91 P. 385 | Cal. | 1907
The defendants appeal from a decree foreclosing a mortgage and from an order denying their motion for a new trial.
On January 11, 1904, the defendants F.G. Haas and Emily E. Haas made and deliverd to plaintiffs their promissory note for $5,969.73, payable one year after date, with interest thereon at the rate of one per cent per month from date until paid, said interest payable quarterly, and, if not so paid when due, to be added to the principal and to bear interest at the same rate as the principal sum. On the following day, said defendants executed and delivered to plaintiffs a mortgage of real property to secure their note. The mortgage provided that "in case default be made in the payment of the said principal or any installment of interest as provided, then the whole sum of principal and interest shall be due at the option of the said parties of the second part [the payees], or assigns."
On September 6, 1904, the defendants F.G. and Emily E. Haas conveyed to the defendant Joseph Elliott the greater part of the mortgaged premises, Elliott assuming the payment of the mortgage debt.
The first installment of interest, payable on April 11, 1904, was paid when due. This action was commenced October 17, *555 1904, the plaintiffs alleging in their complaint that no further interest had been paid, and "default having been made in the payment of the sum of interest due July 11th, 1904, plaintiffs, in accordance with the terms of said mortgage elect to declare the whole of said principal sum and interest thereon from April 11th, 1904, now due and payable." The answers allege that all interest due upon said note or by said mortgage "has been heretofore paid, and that the principal sum of said note and mortgage is not yet due." The court found against the plea of payment; found that plaintiffs had, on or about the third day of October, 1904, elected to declare the principal and interest due, and, as has been stated, granted to plaintiffs a decree of foreclosure.
The finding that the interest had not been paid is attacked as unsupported by the evidence. It appears, without contradiction, that on October 11, 1904, six days before the commencement of the action, the defendant Elliott, who had assumed the payment of the note and mortgage, tendered to the plaintiffs the interest then due, comprising the two installments payable respectively on July 11, 1904, and October 11, 1904, and amounting to about $368.20. The tender was refused on the ground that plaintiffs had exercised their option "of considering both principal and interest due on that note and that the [their] money was not sufficient." The defendant Elliott immediately deposited the sum of three hundred and seventy-five dollars in gold coin in the name of plaintiffs in a bank of deposit of good repute and gave notice thereof to plaintiff. (Civ. Code, sec.

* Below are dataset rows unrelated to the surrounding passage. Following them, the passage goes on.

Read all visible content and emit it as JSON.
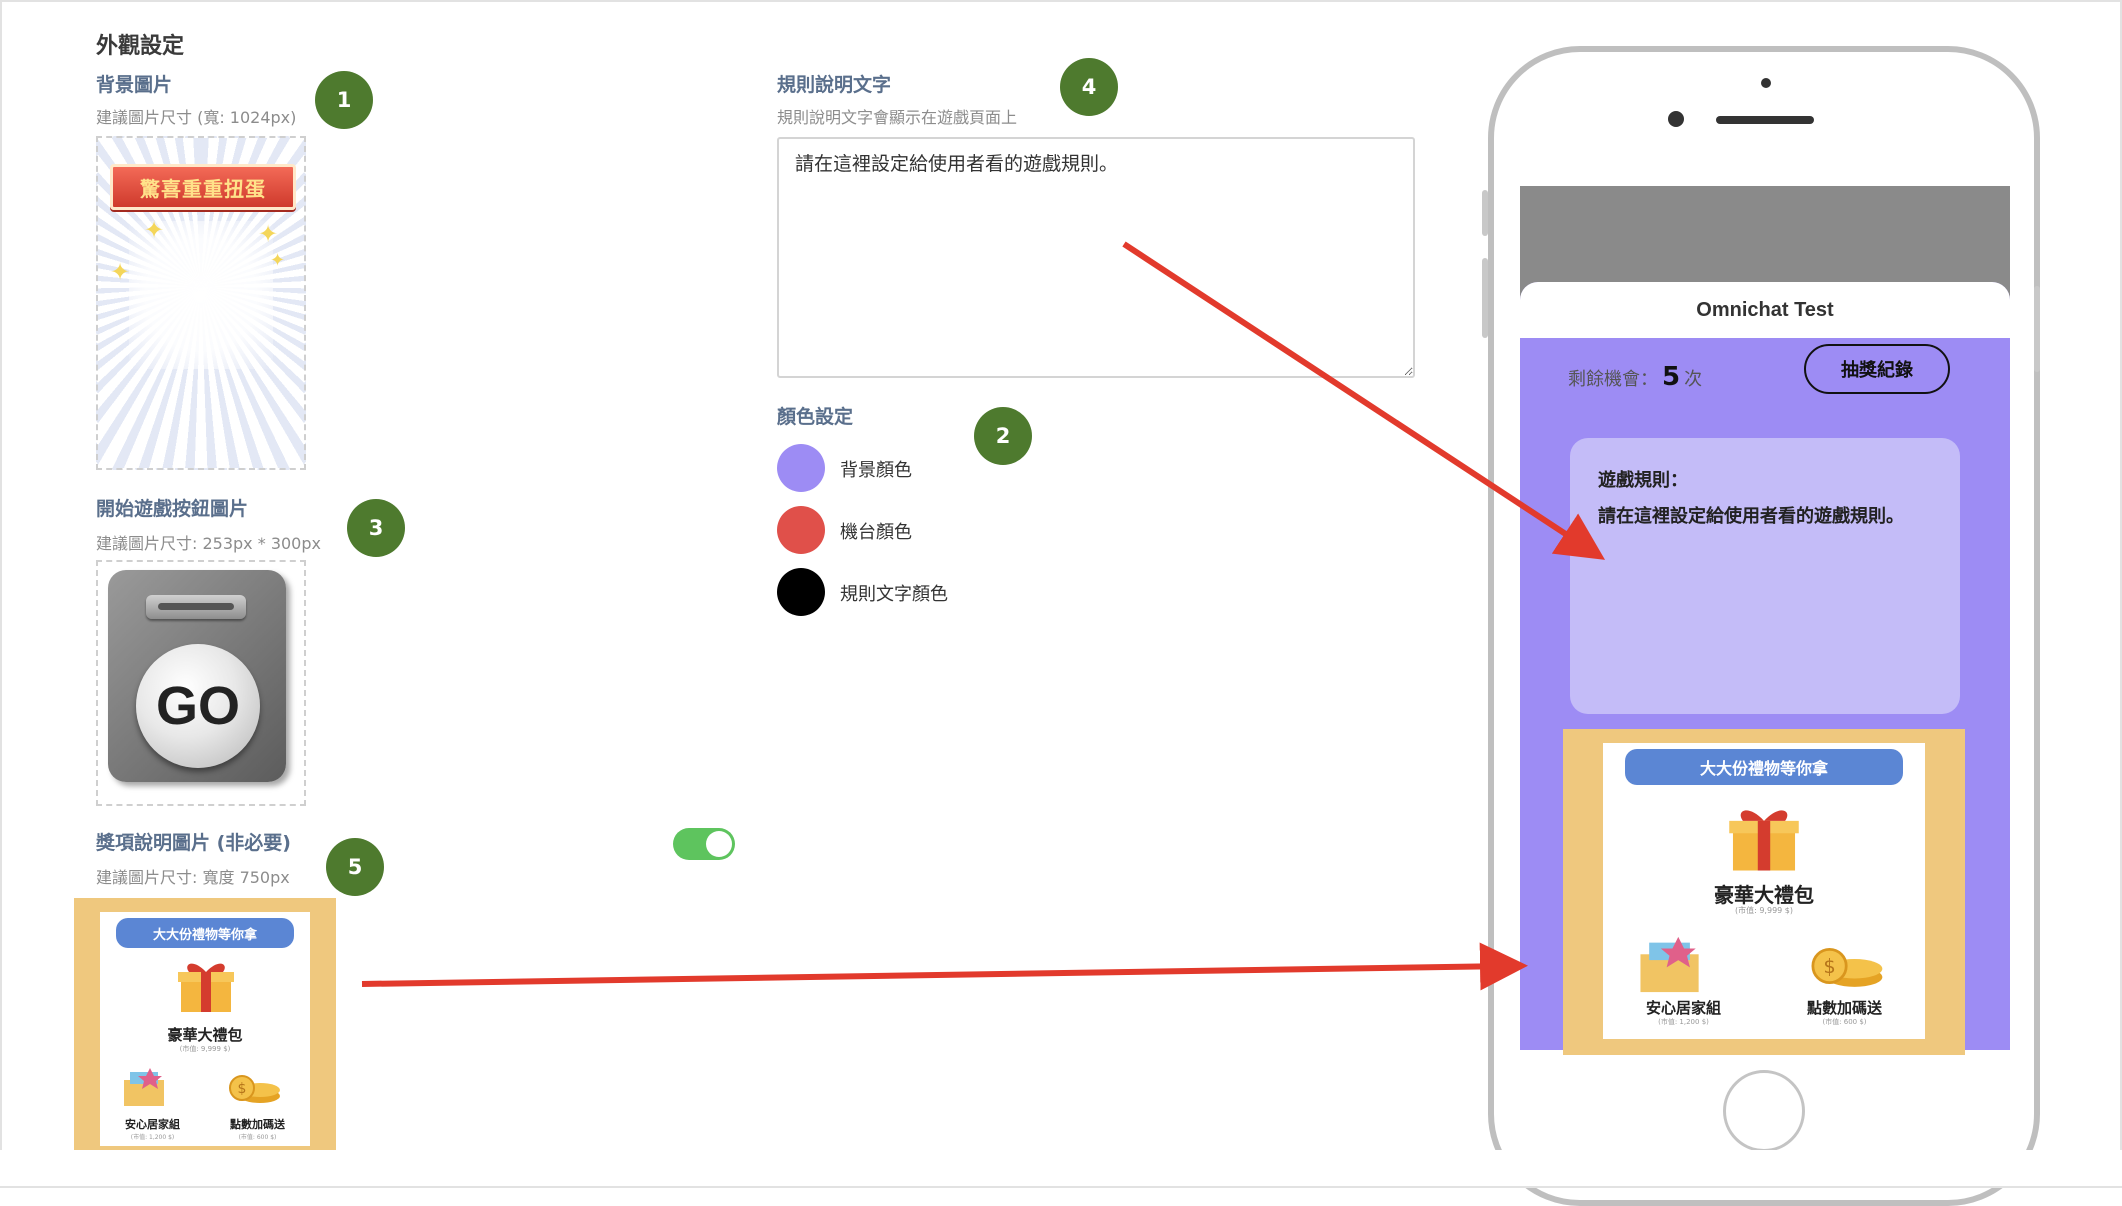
{
  "section_title": "外觀設定",
  "background_image": {
    "label": "背景圖片",
    "hint": "建議圖片尺寸 (寬: 1024px)",
    "banner_text": "驚喜重重扭蛋"
  },
  "start_button_image": {
    "label": "開始遊戲按鈕圖片",
    "hint": "建議圖片尺寸: 253px * 300px",
    "go_text": "GO"
  },
  "prize_image": {
    "label": "獎項說明圖片 (非必要)",
    "hint": "建議圖片尺寸: 寬度 750px",
    "toggle_on": true
  },
  "rules_text": {
    "label": "規則說明文字",
    "hint": "規則說明文字會顯示在遊戲頁面上",
    "value": "請在這裡設定給使用者看的遊戲規則。"
  },
  "color_settings": {
    "label": "顏色設定",
    "items": [
      {
        "label": "背景顏色",
        "color": "#9d8cf4"
      },
      {
        "label": "機台顏色",
        "color": "#e0504a"
      },
      {
        "label": "規則文字顏色",
        "color": "#000000"
      }
    ]
  },
  "badges": [
    "1",
    "2",
    "3",
    "4",
    "5"
  ],
  "prize_card": {
    "header": "大大份禮物等你拿",
    "main_prize": "豪華大禮包",
    "main_prize_value": "(市值: 9,999 $)",
    "prize_2": "安心居家組",
    "prize_2_value": "(市值: 1,200 $)",
    "prize_3": "點數加碼送",
    "prize_3_value": "(市值: 600 $)"
  },
  "phone_preview": {
    "app_title": "Omnichat Test",
    "chances_label": "剩餘機會：",
    "chances_count": "5",
    "chances_unit": "次",
    "record_button": "抽獎紀錄",
    "rules_title": "遊戲規則：",
    "rules_body": "請在這裡設定給使用者看的遊戲規則。"
  },
  "colors": {
    "badge": "#4e7a2e",
    "arrow": "#e23a2c",
    "toggle": "#5ec45e",
    "label": "#5a6f8c",
    "prize_bg": "#efc87e",
    "prize_pill": "#5b86d4"
  }
}
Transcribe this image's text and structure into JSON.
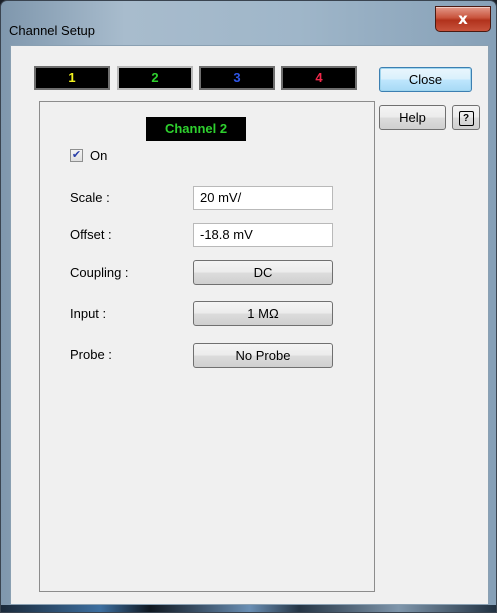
{
  "window": {
    "title": "Channel Setup",
    "close_glyph": "x"
  },
  "tabs": [
    {
      "label": "1",
      "color": "#f2f21e"
    },
    {
      "label": "2",
      "color": "#2ed02e"
    },
    {
      "label": "3",
      "color": "#2f56e8"
    },
    {
      "label": "4",
      "color": "#f0284a"
    }
  ],
  "active_tab": "2",
  "panel": {
    "channel_title": "Channel 2",
    "on_label": "On",
    "on_checked": true,
    "scale_label": "Scale :",
    "scale_value": "20 mV/",
    "offset_label": "Offset :",
    "offset_value": "-18.8 mV",
    "coupling_label": "Coupling :",
    "coupling_value": "DC",
    "input_label": "Input :",
    "input_value": "1 MΩ",
    "probe_label": "Probe :",
    "probe_value": "No Probe"
  },
  "side": {
    "close_label": "Close",
    "help_label": "Help",
    "help_icon_glyph": "?"
  }
}
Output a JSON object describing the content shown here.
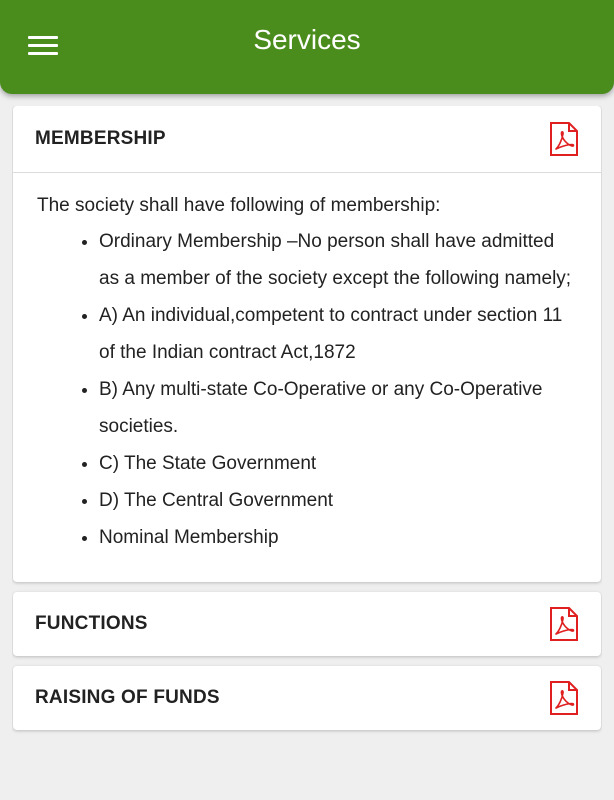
{
  "app_bar": {
    "title": "Services",
    "menu_icon": "hamburger-menu-icon",
    "color": "#4a8d1c"
  },
  "sections": [
    {
      "title": "MEMBERSHIP",
      "icon": "pdf-icon",
      "expanded": true,
      "intro": "The society shall have following of membership:",
      "items": [
        "Ordinary Membership –No person shall have admitted as a member of the society except the following namely;",
        "A) An individual,competent to contract under section 11 of the Indian contract Act,1872",
        "B) Any multi-state Co-Operative or any Co-Operative societies.",
        "C) The State Government",
        "D) The Central Government",
        "Nominal Membership"
      ]
    },
    {
      "title": "FUNCTIONS",
      "icon": "pdf-icon",
      "expanded": false
    },
    {
      "title": "RAISING OF FUNDS",
      "icon": "pdf-icon",
      "expanded": false
    }
  ],
  "colors": {
    "pdf_icon": "#e02020",
    "background": "#efefef"
  }
}
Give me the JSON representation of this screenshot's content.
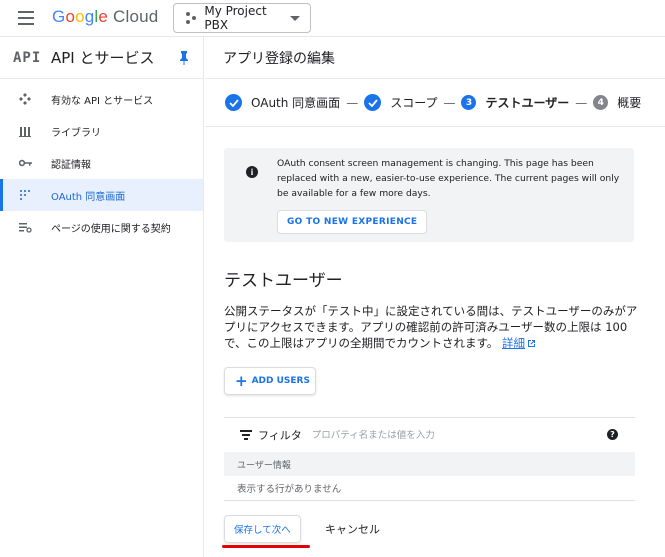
{
  "topbar": {
    "brand": [
      "G",
      "o",
      "o",
      "g",
      "l",
      "e"
    ],
    "product": "Cloud",
    "project_name": "My Project PBX"
  },
  "sidebar": {
    "header_logo": "API",
    "title": "API とサービス",
    "items": [
      {
        "label": "有効な API とサービス",
        "icon": "api-icon",
        "active": false
      },
      {
        "label": "ライブラリ",
        "icon": "library-icon",
        "active": false
      },
      {
        "label": "認証情報",
        "icon": "key-icon",
        "active": false
      },
      {
        "label": "OAuth 同意画面",
        "icon": "oauth-icon",
        "active": true
      },
      {
        "label": "ページの使用に関する契約",
        "icon": "settings-list-icon",
        "active": false
      }
    ]
  },
  "main": {
    "page_title": "アプリ登録の編集",
    "steps": [
      {
        "label": "OAuth 同意画面",
        "state": "done"
      },
      {
        "label": "スコープ",
        "state": "done"
      },
      {
        "number": "3",
        "label": "テストユーザー",
        "state": "current"
      },
      {
        "number": "4",
        "label": "概要",
        "state": "pending"
      }
    ],
    "step_separator": "—",
    "notice": {
      "text": "OAuth consent screen management is changing. This page has been replaced with a new, easier-to-use experience. The current pages will only be available for a few more days.",
      "button": "GO TO NEW EXPERIENCE"
    },
    "section_title": "テストユーザー",
    "description": "公開ステータスが「テスト中」に設定されている間は、テストユーザーのみがアプリにアクセスできます。アプリの確認前の許可済みユーザー数の上限は 100 で、この上限はアプリの全期間でカウントされます。",
    "learn_more": "詳細",
    "add_users_label": "ADD USERS",
    "table": {
      "filter_label": "フィルタ",
      "filter_placeholder": "プロパティ名または値を入力",
      "column_header": "ユーザー情報",
      "empty_text": "表示する行がありません"
    },
    "save_label": "保存して次へ",
    "cancel_label": "キャンセル"
  },
  "colors": {
    "accent": "#1a73e8",
    "highlight_underline": "#e3000b",
    "active_bg": "#e8f0fe"
  }
}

The note and mortgage, being parts of one transaction, are to be read together, and the plaintiffs may therefore rely on the provision contained in the mortgage, making the principal *556
due for non-payment of interest at the payees' option, although the note contains no such provision. (Phelps v. Mayers,
It is settled by several decisions of this court that the holder of an instrument of this kind need not, before commencing his action, give any notice to the defaulting maker of his election to declare the principal due for non-payment of interest. (Hewitt v. Dean,
The plaintiffs cannot therefore rely upon the commencement of the suit as an exercise of their option. When the complaint was filed, the interest had already been paid. Nor can any effect, as against the defendants, be given to the statement made by the agents of plaintiffs in response to the tender, that the plaintiffs had exercised their option of considering both principal and interest due. Such statement was made after the rights of the defendants had become fixed by their tender.
It is true that the court finds that the plaintiffs had on or about the third day of October, 1904, elected to declare the principal and interest due.
This finding is based upon the testimony that the plaintiffs had on or about the date last stated directed their attorneys to proceed to foreclose. We think the rights of the defendants could not be cut off by such ex parte determination not communicated to them. The plaintiffs had a right of election, and, having elected, had the right to proceed without notice to the defendants, but they cannot be said to have exercised their option until by some outward act beyond a mere mental determination or a direction to their own agents, they had manifested their election. Furthermore, the complaint does not allege any election prior to the commencement of the action. The allegation is that plaintiffs "elect to declare the whole of said principal sum and interest thereon from April 11, 1904, now due and payable." This statement, which is in the present tense, must be taken to refer to the time of filing the complaint. It was not denied. The allegation was probably unnecessary, as the filing of the complaint seeking *558 the relief claimed sufficiently evidenced an exercise of the option at the time of such filing. But, under the averment as made, evidence of a prior election was outside of the issues, and was objected to on this ground. For the same reason the finding of an election on October 3, 1904, is entitled to no consideration.
It follows that, in the present condition of the pleadings and the evidence, the action seems to have been prematurely begun, the principal sum sued for not being due when the complaint was filed.
The judgment and order appealed from are reversed, and the cause remanded for a new trial. The plaintiffs, if so advised, should have leave to amend their complaint.
Shaw, J., and Angelotti, J., concurred.